They don’t have long to lament that their table has been given to another, though, as Grady’s fiancé Donna walks in.

Fun Fact: in real life Michael Horton, who played Grady, and Debbie Zip, who played Donna, are married (and were at the time of filming, too).
Donna is thrilled to meet Jessica and, if anything, is even more nervous than Grady is. She also has the news that her parents are throwing a party for her and Grady at their house up in Fishkill and she’d like terribly if Jessica could come. Her parents are looking forward to meeting both Jessica and Grady.
It strikes me as a bit odd that Grady is engaged to their daughter and they’ve never so much as met him, but the 80s were a strange time.
Jessica asks them to tell her about their plans for the wedding, and is greeted with an embarrassed silence. Neither one wants to be responsible for making any decisions and the conversation devolves into them assuring the other that whatever the other wants would be fine.
Finally they’re seated at a table and Jessica tries to order caviar. The restaurant is out of caviar, though, but the waiter recommends “Alice’s Farm Caviar”, where instead of fish eggs it’s made of “oeufs de poulet”, aka chicken eggs.
Presumably they’re out of caviar because Chaz sold it. This means that he’s not only greedy and dishonest, but also stupid. It’s one thing to steal some lobster and caviar such that they need to be ordered more frequently than makes sense. It’s another thing to clean the place out; that just draws attention.
By the way, given how the place is southern-country themed and sells fried chicken for $22.50, why do they have lobster and caviar in their freezer?
Alice comes over and thanks Jessica for her investment and asks how the food was. Jessica says that it was marvelous. She didn’t know it was possible to get yellowtail on the east coast, and Alice admits that it was frozen. Jessica is surprised; she never would have guessed that.
In the next scene, Grady and Jessica drop Donna off at her place, then Grady smashes his fingers in the door getting back into the cab. Jessica relates the story of how Frank (her deceased husband) had a broken leg when she and he got married.
The scene then shifts to Chaz stacking up boxes of frozen lobster in the empty kitchen (presumably it’s late at night). He checks his watch, then the scene shifts to the next morning. The phone rings while Grady is singing in the shower so Jessica answers the phone. It’s Donna, in distress.

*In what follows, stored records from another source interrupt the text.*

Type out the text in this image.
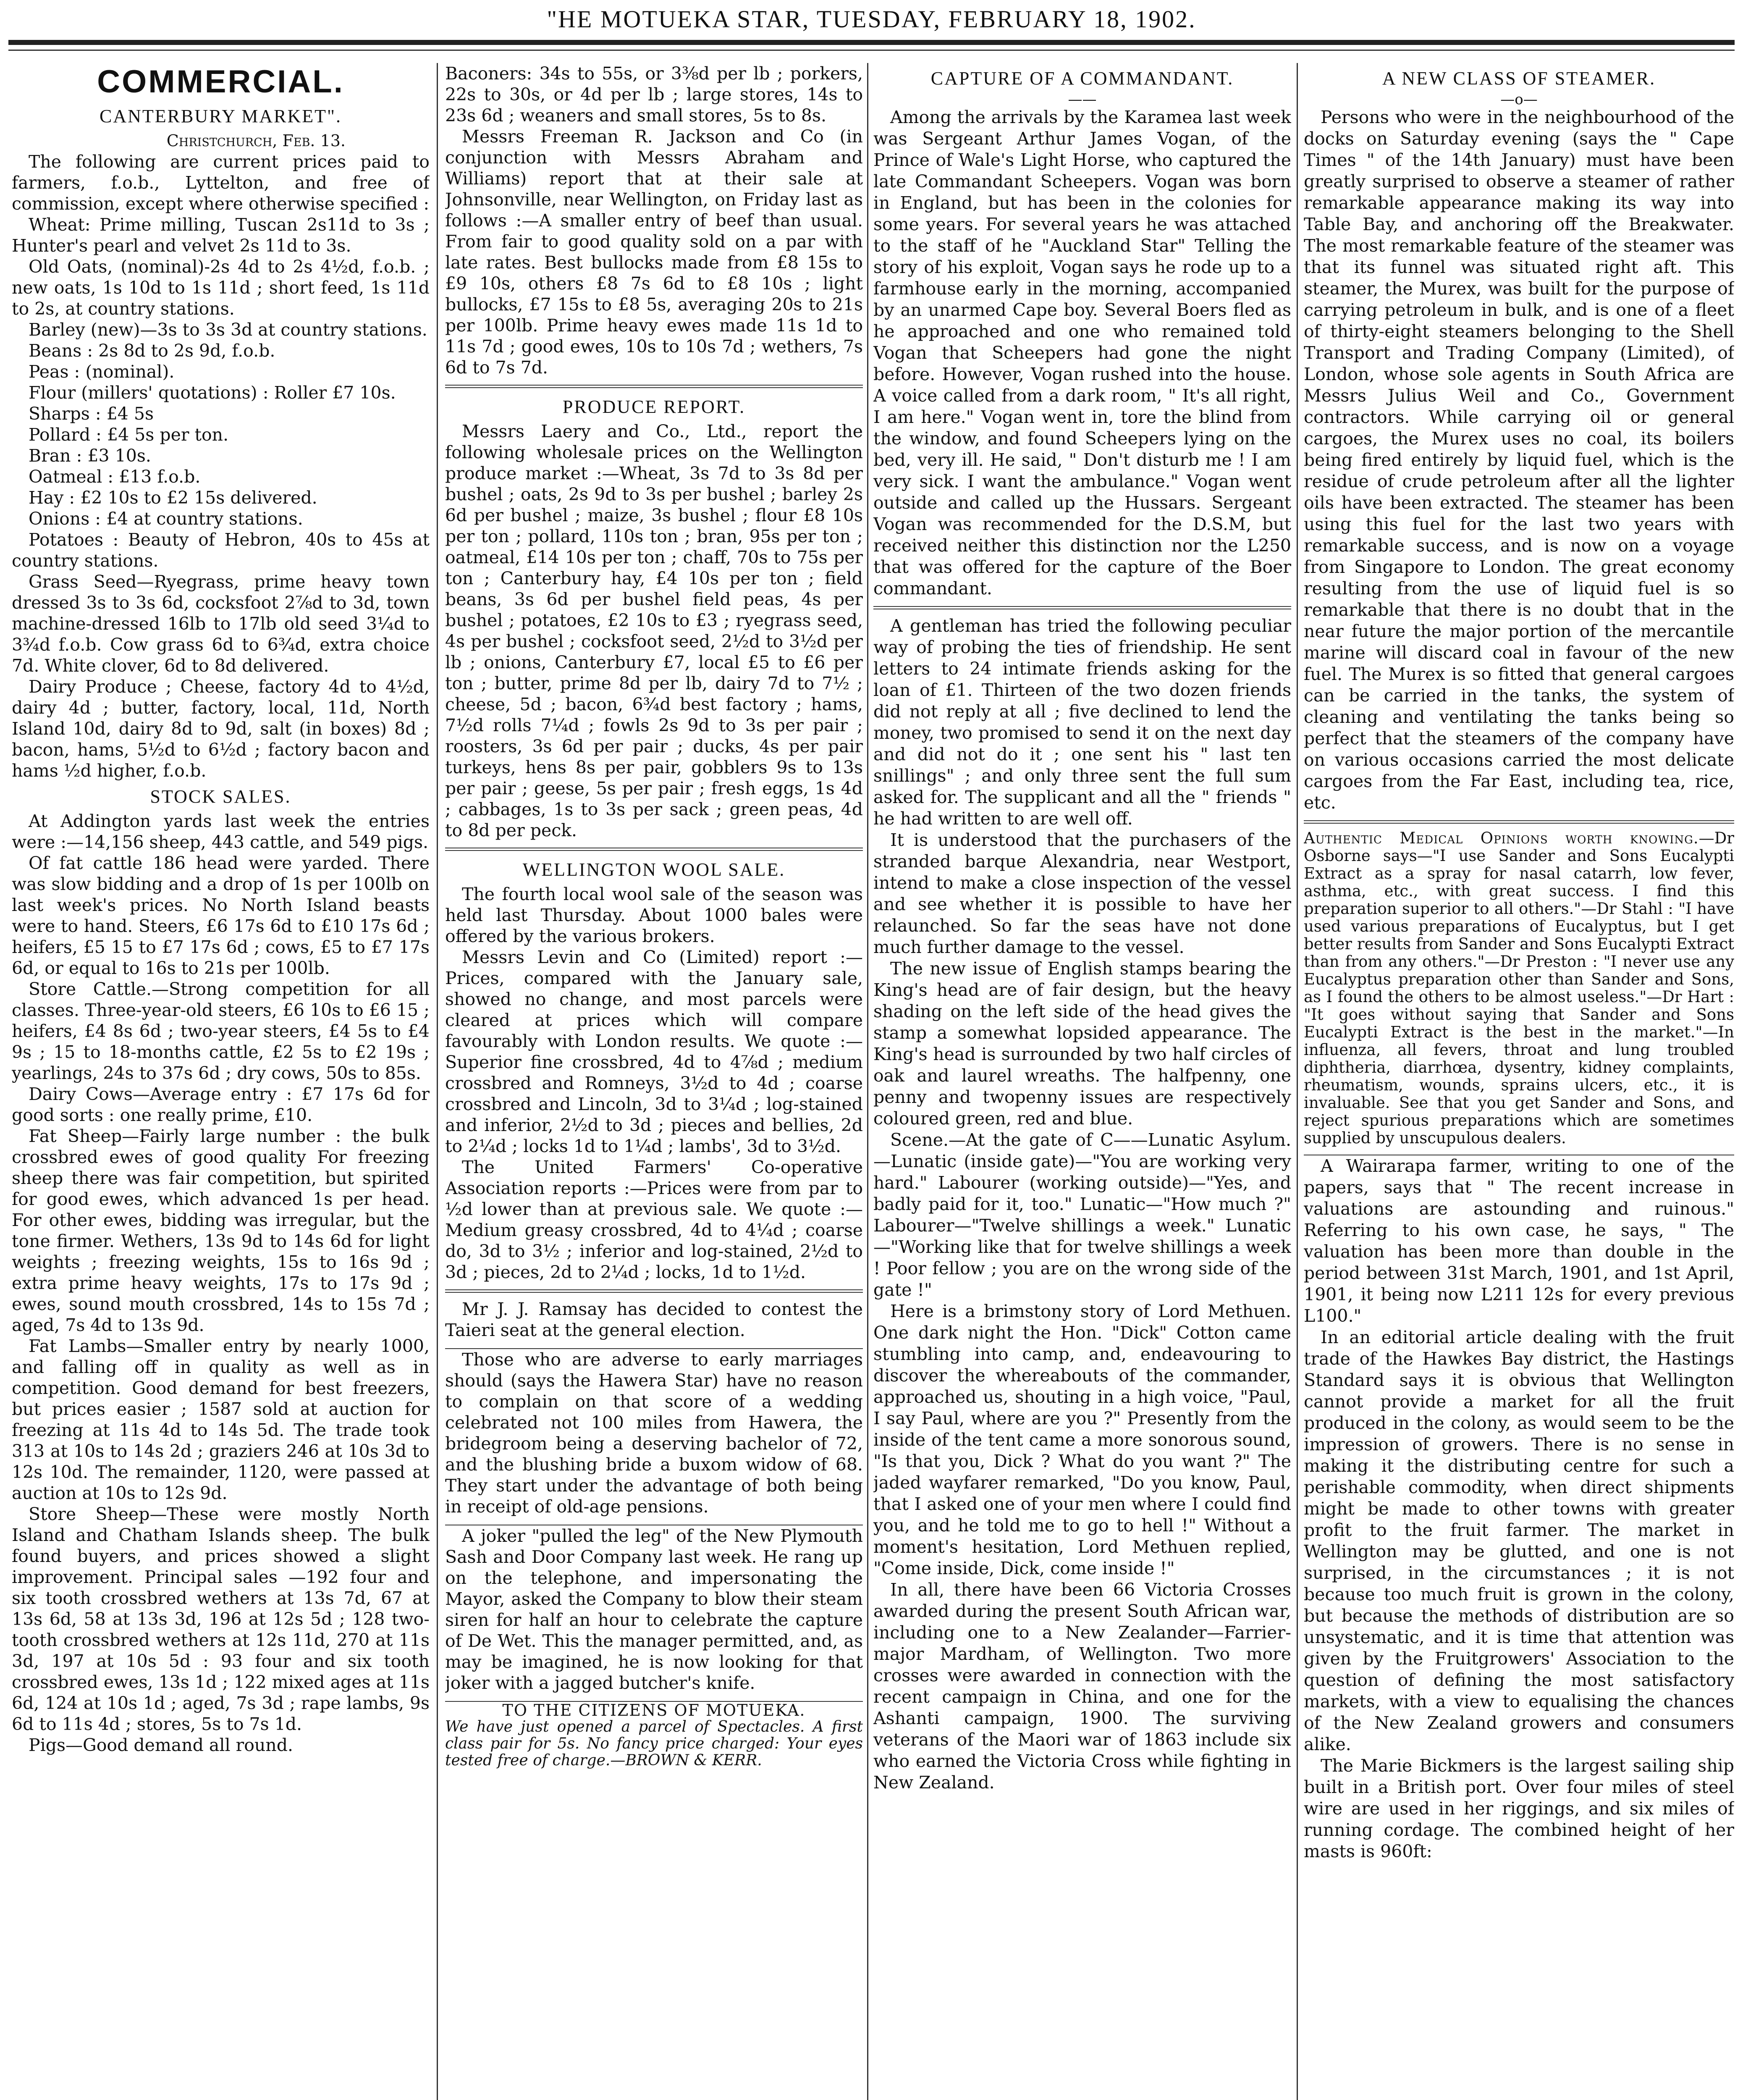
"HE MOTUEKA STAR, TUESDAY, FEBRUARY 18, 1902.
COMMERCIAL.
CANTERBURY MARKET".
Christchurch, Feb. 13.

The following are current prices paid to farmers, f.o.b., Lyttelton, and free of commission, except where otherwise specified :

Wheat: Prime milling, Tuscan 2s11d to 3s ; Hunter's pearl and velvet 2s 11d to 3s.

Old Oats, (nominal)-2s 4d to 2s 4½d, f.o.b. ; new oats, 1s 10d to 1s 11d ; short feed, 1s 11d to 2s, at country stations.

Barley (new)—3s to 3s 3d at country stations.

Beans : 2s 8d to 2s 9d, f.o.b.

Peas : (nominal).

Flour (millers' quotations) : Roller £7 10s.

Sharps : £4 5s

Pollard : £4 5s per ton.

Bran : £3 10s.

Oatmeal : £13 f.o.b.

Hay : £2 10s to £2 15s delivered.

Onions : £4 at country stations.

Potatoes : Beauty of Hebron, 40s to 45s at country stations.

Grass Seed—Ryegrass, prime heavy town dressed 3s to 3s 6d, cocksfoot 2⅞d to 3d, town machine-dressed 16lb to 17lb old seed 3¼d to 3¾d f.o.b. Cow grass 6d to 6¾d, extra choice 7d. White clover, 6d to 8d delivered.

Dairy Produce ; Cheese, factory 4d to 4½d, dairy 4d ; butter, factory, local, 11d, North Island 10d, dairy 8d to 9d, salt (in boxes) 8d ; bacon, hams, 5½d to 6½d ; factory bacon and hams ½d higher, f.o.b.

STOCK SALES.

At Addington yards last week the entries were :—14,156 sheep, 443 cattle, and 549 pigs.

Of fat cattle 186 head were yarded. There was slow bidding and a drop of 1s per 100lb on last week's prices. No North Island beasts were to hand. Steers, £6 17s 6d to £10 17s 6d ; heifers, £5 15 to £7 17s 6d ; cows, £5 to £7 17s 6d, or equal to 16s to 21s per 100lb.

Store Cattle.—Strong competition for all classes. Three-year-old steers, £6 10s to £6 15 ; heifers, £4 8s 6d ; two-year steers, £4 5s to £4 9s ; 15 to 18-months cattle, £2 5s to £2 19s ; yearlings, 24s to 37s 6d ; dry cows, 50s to 85s.

Dairy Cows—Average entry : £7 17s 6d for good sorts : one really prime, £10.

Fat Sheep—Fairly large number : the bulk crossbred ewes of good quality For freezing sheep there was fair competition, but spirited for good ewes, which advanced 1s per head. For other ewes, bidding was irregular, but the tone firmer. Wethers, 13s 9d to 14s 6d for light weights ; freezing weights, 15s to 16s 9d ; extra prime heavy weights, 17s to 17s 9d ; ewes, sound mouth crossbred, 14s to 15s 7d ; aged, 7s 4d to 13s 9d.

Fat Lambs—Smaller entry by nearly 1000, and falling off in quality as well as in competition. Good demand for best freezers, but prices easier ; 1587 sold at auction for freezing at 11s 4d to 14s 5d. The trade took 313 at 10s to 14s 2d ; graziers 246 at 10s 3d to 12s 10d. The remainder, 1120, were passed at auction at 10s to 12s 9d.

Store Sheep—These were mostly North Island and Chatham Islands sheep. The bulk found buyers, and prices showed a slight improvement. Principal sales —192 four and six tooth crossbred wethers at 13s 7d, 67 at 13s 6d, 58 at 13s 3d, 196 at 12s 5d ; 128 two-tooth crossbred wethers at 12s 11d, 270 at 11s 3d, 197 at 10s 5d : 93 four and six tooth crossbred ewes, 13s 1d ; 122 mixed ages at 11s 6d, 124 at 10s 1d ; aged, 7s 3d ; rape lambs, 9s 6d to 11s 4d ; stores, 5s to 7s 1d.

Pigs—Good demand all round.

Baconers: 34s to 55s, or 3⅜d per lb ; porkers, 22s to 30s, or 4d per lb ; large stores, 14s to 23s 6d ; weaners and small stores, 5s to 8s.

Messrs Freeman R. Jackson and Co (in conjunction with Messrs Abraham and Williams) report that at their sale at Johnsonville, near Wellington, on Friday last as follows :—A smaller entry of beef than usual. From fair to good quality sold on a par with late rates. Best bullocks made from £8 15s to £9 10s, others £8 7s 6d to £8 10s ; light bullocks, £7 15s to £8 5s, averaging 20s to 21s per 100lb. Prime heavy ewes made 11s 1d to 11s 7d ; good ewes, 10s to 10s 7d ; wethers, 7s 6d to 7s 7d.

PRODUCE REPORT.

Messrs Laery and Co., Ltd., report the following wholesale prices on the Wellington produce market :—Wheat, 3s 7d to 3s 8d per bushel ; oats, 2s 9d to 3s per bushel ; barley 2s 6d per bushel ; maize, 3s bushel ; flour £8 10s per ton ; pollard, 110s ton ; bran, 95s per ton ; oatmeal, £14 10s per ton ; chaff, 70s to 75s per ton ; Canterbury hay, £4 10s per ton ; field beans, 3s 6d per bushel field peas, 4s per bushel ; potatoes, £2 10s to £3 ; ryegrass seed, 4s per bushel ; cocksfoot seed, 2½d to 3½d per lb ; onions, Canterbury £7, local £5 to £6 per ton ; butter, prime 8d per lb, dairy 7d to 7½ ; cheese, 5d ; bacon, 6¾d best factory ; hams, 7½d rolls 7¼d ; fowls 2s 9d to 3s per pair ; roosters, 3s 6d per pair ; ducks, 4s per pair turkeys, hens 8s per pair, gobblers 9s to 13s per pair ; geese, 5s per pair ; fresh eggs, 1s 4d ; cabbages, 1s to 3s per sack ; green peas, 4d to 8d per peck.

WELLINGTON WOOL SALE.

The fourth local wool sale of the season was held last Thursday. About 1000 bales were offered by the various brokers.

Messrs Levin and Co (Limited) report :—Prices, compared with the January sale, showed no change, and most parcels were cleared at prices which will compare favourably with London results. We quote :—Superior fine crossbred, 4d to 4⅞d ; medium crossbred and Romneys, 3½d to 4d ; coarse crossbred and Lincoln, 3d to 3¼d ; log-stained and inferior, 2½d to 3d ; pieces and bellies, 2d to 2¼d ; locks 1d to 1¼d ; lambs', 3d to 3½d.

The United Farmers' Co-operative Association reports :—Prices were from par to ½d lower than at previous sale. We quote :—Medium greasy crossbred, 4d to 4¼d ; coarse do, 3d to 3½ ; inferior and log-stained, 2½d to 3d ; pieces, 2d to 2¼d ; locks, 1d to 1½d.

Mr J. J. Ramsay has decided to contest the Taieri seat at the general election.

Those who are adverse to early marriages should (says the Hawera Star) have no reason to complain on that score of a wedding celebrated not 100 miles from Hawera, the bridegroom being a deserving bachelor of 72, and the blushing bride a buxom widow of 68. They start under the advantage of both being in receipt of old-age pensions.

A joker "pulled the leg" of the New Plymouth Sash and Door Company last week. He rang up on the telephone, and impersonating the Mayor, asked the Company to blow their steam siren for half an hour to celebrate the capture of De Wet. This the manager permitted, and, as may be imagined, he is now looking for that joker with a jagged butcher's knife.

TO THE CITIZENS OF MOTUEKA.
We have just opened a parcel of Spectacles. A first class pair for 5s. No fancy price charged: Your eyes tested free of charge.—BROWN & KERR.
CAPTURE OF A COMMANDANT.
——

Among the arrivals by the Karamea last week was Sergeant Arthur James Vogan, of the Prince of Wale's Light Horse, who captured the late Commandant Scheepers. Vogan was born in England, but has been in the colonies for some years. For several years he was attached to the staff of he "Auckland Star" Telling the story of his exploit, Vogan says he rode up to a farmhouse early in the morning, accompanied by an unarmed Cape boy. Several Boers fled as he approached and one who remained told Vogan that Scheepers had gone the night before. However, Vogan rushed into the house. A voice called from a dark room, " It's all right, I am here." Vogan went in, tore the blind from the window, and found Scheepers lying on the bed, very ill. He said, " Don't disturb me ! I am very sick. I want the ambulance." Vogan went outside and called up the Hussars. Sergeant Vogan was recommended for the D.S.M, but received neither this distinction nor the L250 that was offered for the capture of the Boer commandant.

A gentleman has tried the following peculiar way of probing the ties of friendship. He sent letters to 24 intimate friends asking for the loan of £1. Thirteen of the two dozen friends did not reply at all ; five declined to lend the money, two promised to send it on the next day and did not do it ; one sent his " last ten snillings" ; and only three sent the full sum asked for. The supplicant and all the " friends " he had written to are well off.

It is understood that the purchasers of the stranded barque Alexandria, near Westport, intend to make a close inspection of the vessel and see whether it is possible to have her relaunched. So far the seas have not done much further damage to the vessel.

The new issue of English stamps bearing the King's head are of fair design, but the heavy shading on the left side of the head gives the stamp a somewhat lopsided appearance. The King's head is surrounded by two half circles of oak and laurel wreaths. The halfpenny, one penny and twopenny issues are respectively coloured green, red and blue.

Scene.—At the gate of C——Lunatic Asylum.—Lunatic (inside gate)—"You are working very hard." Labourer (working outside)—"Yes, and badly paid for it, too." Lunatic—"How much ?" Labourer—"Twelve shillings a week." Lunatic—"Working like that for twelve shillings a week ! Poor fellow ; you are on the wrong side of the gate !"

Here is a brimstony story of Lord Methuen. One dark night the Hon. "Dick" Cotton came stumbling into camp, and, endeavouring to discover the whereabouts of the commander, approached us, shouting in a high voice, "Paul, I say Paul, where are you ?" Presently from the inside of the tent came a more sonorous sound, "Is that you, Dick ? What do you want ?" The jaded wayfarer remarked, "Do you know, Paul, that I asked one of your men where I could find you, and he told me to go to hell !" Without a moment's hesitation, Lord Methuen replied, "Come inside, Dick, come inside !"

In all, there have been 66 Victoria Crosses awarded during the present South African war, including one to a New Zealander—Farrier-major Mardham, of Wellington. Two more crosses were awarded in connection with the recent campaign in China, and one for the Ashanti campaign, 1900. The surviving veterans of the Maori war of 1863 include six who earned the Victoria Cross while fighting in New Zealand.

A NEW CLASS OF STEAMER.
—o—

Persons who were in the neighbourhood of the docks on Saturday evening (says the " Cape Times " of the 14th January) must have been greatly surprised to observe a steamer of rather remarkable appearance making its way into Table Bay, and anchoring off the Breakwater. The most remarkable feature of the steamer was that its funnel was situated right aft. This steamer, the Murex, was built for the purpose of carrying petroleum in bulk, and is one of a fleet of thirty-eight steamers belonging to the Shell Transport and Trading Company (Limited), of London, whose sole agents in South Africa are Messrs Julius Weil and Co., Government contractors. While carrying oil or general cargoes, the Murex uses no coal, its boilers being fired entirely by liquid fuel, which is the residue of crude petroleum after all the lighter oils have been extracted. The steamer has been using this fuel for the last two years with remarkable success, and is now on a voyage from Singapore to London. The great economy resulting from the use of liquid fuel is so remarkable that there is no doubt that in the near future the major portion of the mercantile marine will discard coal in favour of the new fuel. The Murex is so fitted that general cargoes can be carried in the tanks, the system of cleaning and ventilating the tanks being so perfect that the steamers of the company have on various occasions carried the most delicate cargoes from the Far East, including tea, rice, etc.

Authentic Medical Opinions worth knowing.—Dr Osborne says—"I use Sander and Sons Eucalypti Extract as a spray for nasal catarrh, low fever, asthma, etc., with great success. I find this preparation superior to all others."—Dr Stahl : "I have used various preparations of Eucalyptus, but I get better results from Sander and Sons Eucalypti Extract than from any others."—Dr Preston : "I never use any Eucalyptus preparation other than Sander and Sons, as I found the others to be almost useless."—Dr Hart : "It goes without saying that Sander and Sons Eucalypti Extract is the best in the market."—In influenza, all fevers, throat and lung troubled diphtheria, diarrhœa, dysentry, kidney complaints, rheumatism, wounds, sprains ulcers, etc., it is invaluable. See that you get Sander and Sons, and reject spurious preparations which are sometimes supplied by unscupulous dealers.

A Wairarapa farmer, writing to one of the papers, says that " The recent increase in valuations are astounding and ruinous." Referring to his own case, he says, " The valuation has been more than double in the period between 31st March, 1901, and 1st April, 1901, it being now L211 12s for every previous L100."

In an editorial article dealing with the fruit trade of the Hawkes Bay district, the Hastings Standard says it is obvious that Wellington cannot provide a market for all the fruit produced in the colony, as would seem to be the impression of growers. There is no sense in making it the distributing centre for such a perishable commodity, when direct shipments might be made to other towns with greater profit to the fruit farmer. The market in Wellington may be glutted, and one is not surprised, in the circumstances ; it is not because too much fruit is grown in the colony, but because the methods of distribution are so unsystematic, and it is time that attention was given by the Fruitgrowers' Association to the question of defining the most satisfactory markets, with a view to equalising the chances of the New Zealand growers and consumers alike.

The Marie Bickmers is the largest sailing ship built in a British port. Over four miles of steel wire are used in her riggings, and six miles of running cordage. The combined height of her masts is 960ft:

The police have come to her apartment to take her to the restaurant. Chaz was just found murdered at there. Then the scene fades to black and we go to commercial break.
It seems a bit weird that they are escorting Donna to the scene of the crime, but there is an explanation and we find out what it is as soon as we come back from commercial break:

It turns out that there is a ledger that has entries whited out, and the detective wants to know what they were. When Donna says that she doesn’t know off the top of her head. He asks her to find out. Now.
Lt. Rupp goes to look at the body and Jessica follows to ask if Donna can look up the books after the weekend (because of the party). In the freezer, where the corpse was frozen, Jessica finds a pocket knife tucked away.

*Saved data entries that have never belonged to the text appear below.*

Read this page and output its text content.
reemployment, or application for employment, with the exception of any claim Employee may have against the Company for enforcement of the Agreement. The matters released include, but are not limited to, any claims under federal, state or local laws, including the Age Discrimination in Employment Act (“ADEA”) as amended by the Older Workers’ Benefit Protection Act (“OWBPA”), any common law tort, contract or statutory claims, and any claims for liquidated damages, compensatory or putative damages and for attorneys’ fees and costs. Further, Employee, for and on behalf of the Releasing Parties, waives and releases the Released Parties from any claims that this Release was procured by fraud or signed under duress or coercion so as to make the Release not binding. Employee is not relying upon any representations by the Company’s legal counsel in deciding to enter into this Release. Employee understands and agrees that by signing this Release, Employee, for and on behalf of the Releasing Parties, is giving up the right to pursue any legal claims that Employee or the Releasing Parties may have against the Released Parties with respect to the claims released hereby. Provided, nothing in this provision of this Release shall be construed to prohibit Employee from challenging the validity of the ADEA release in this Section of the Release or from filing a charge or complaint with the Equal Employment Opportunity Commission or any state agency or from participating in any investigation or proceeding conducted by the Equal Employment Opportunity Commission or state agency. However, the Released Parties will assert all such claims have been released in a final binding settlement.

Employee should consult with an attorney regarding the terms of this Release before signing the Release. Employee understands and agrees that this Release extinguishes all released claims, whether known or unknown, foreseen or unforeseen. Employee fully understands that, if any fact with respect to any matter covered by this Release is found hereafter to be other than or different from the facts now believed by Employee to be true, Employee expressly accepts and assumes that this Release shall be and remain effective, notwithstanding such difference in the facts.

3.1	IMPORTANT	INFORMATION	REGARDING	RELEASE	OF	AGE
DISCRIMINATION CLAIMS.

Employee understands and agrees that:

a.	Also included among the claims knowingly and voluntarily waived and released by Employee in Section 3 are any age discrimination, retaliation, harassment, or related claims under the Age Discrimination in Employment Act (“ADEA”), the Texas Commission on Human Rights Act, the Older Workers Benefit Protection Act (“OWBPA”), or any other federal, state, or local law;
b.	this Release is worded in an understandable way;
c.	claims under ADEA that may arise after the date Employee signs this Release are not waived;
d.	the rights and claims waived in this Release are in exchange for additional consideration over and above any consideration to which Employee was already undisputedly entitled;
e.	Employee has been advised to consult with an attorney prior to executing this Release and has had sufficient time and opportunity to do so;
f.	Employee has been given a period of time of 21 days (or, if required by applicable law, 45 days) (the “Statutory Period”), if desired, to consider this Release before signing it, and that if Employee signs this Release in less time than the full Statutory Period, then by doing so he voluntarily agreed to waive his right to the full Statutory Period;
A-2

We never got a good look at the tool that Harry used to open the drawer, but it might well have been a pocket knife, which means it’s highly like that this is his pocket knife.
The cause of death is currently unknown. The victim was slashed across the chest but the wounds seem too shallow to cause death. He was also hit on the head by something. After Rupp is done examining the body he talks to Doug about a slip found on the body. Alice interrupts to announce that they’re missing six cases of lobster (Lt. Rupp had her check). That’s about $1,500 worth of lobster ($3,564 in 2022 dollars). Lt. Rupp suggests that Chaz interrupted a thief at work.
That’s a curious suggestion because, while in real life it might be plausible, we know it wasn’t the case because we’re watching a murder mystery and that would be a completely unsatisfying solution. As a result, it makes Rupp look a little dumb, or at the very least not clever, since we know he has to be wrong.
There’s a small interlude where Grady is reluctant to go up to meet Donna’s parents because, he reveals to Jessica, several years ago he worked for Donna’s father for a few days then was fired. Then Mimi calls and asks for a breakfast date with Jessica, and Grady accepts on Jessica’s behalf. Jessica doesn’t like this but since it would be convenient to pump Mimi for information, she goes.

Mimi gossips about the restaurant they’re at and in so doing reveals that it’s the restaurant at which Alice had worked before opening up her farm restaurant. Moreover, Alice took Harry and Chaz with her when she left. Valentino, the owner of the restaurant, was absolutely furious. I suppose Chaz could have been the maitre d’ here, though his style would certainly seem to clash. But what did Harry do? This doesn’t seem like the kind of restaurant to have a bar, and certainly when we pan over the restaurant, none is visible. So what did Harry—a lifelong bartender—do there?
Mimi then gets a message on her beeper, asks the waiter for a phone, and calls whoever paged her. She discovers that her fingernail designer has been arrested and—since she has a major party to go to that evening—she has to go and bail him out. She asks Jessica to messenger her a bio for the article Mimi is writing, then leaves after handing Jessica money for her portion of the breakfast since she always pays her own way because of journalistic ethics.
There’s an interesting gag which happens as they leave. Someone tells Valentino to turn off the ambiance tape as no one is listening anymore, which he does, and and the restaurant goes silent. As Jessica comes up to the register, we see that she and Mimi were the only customers.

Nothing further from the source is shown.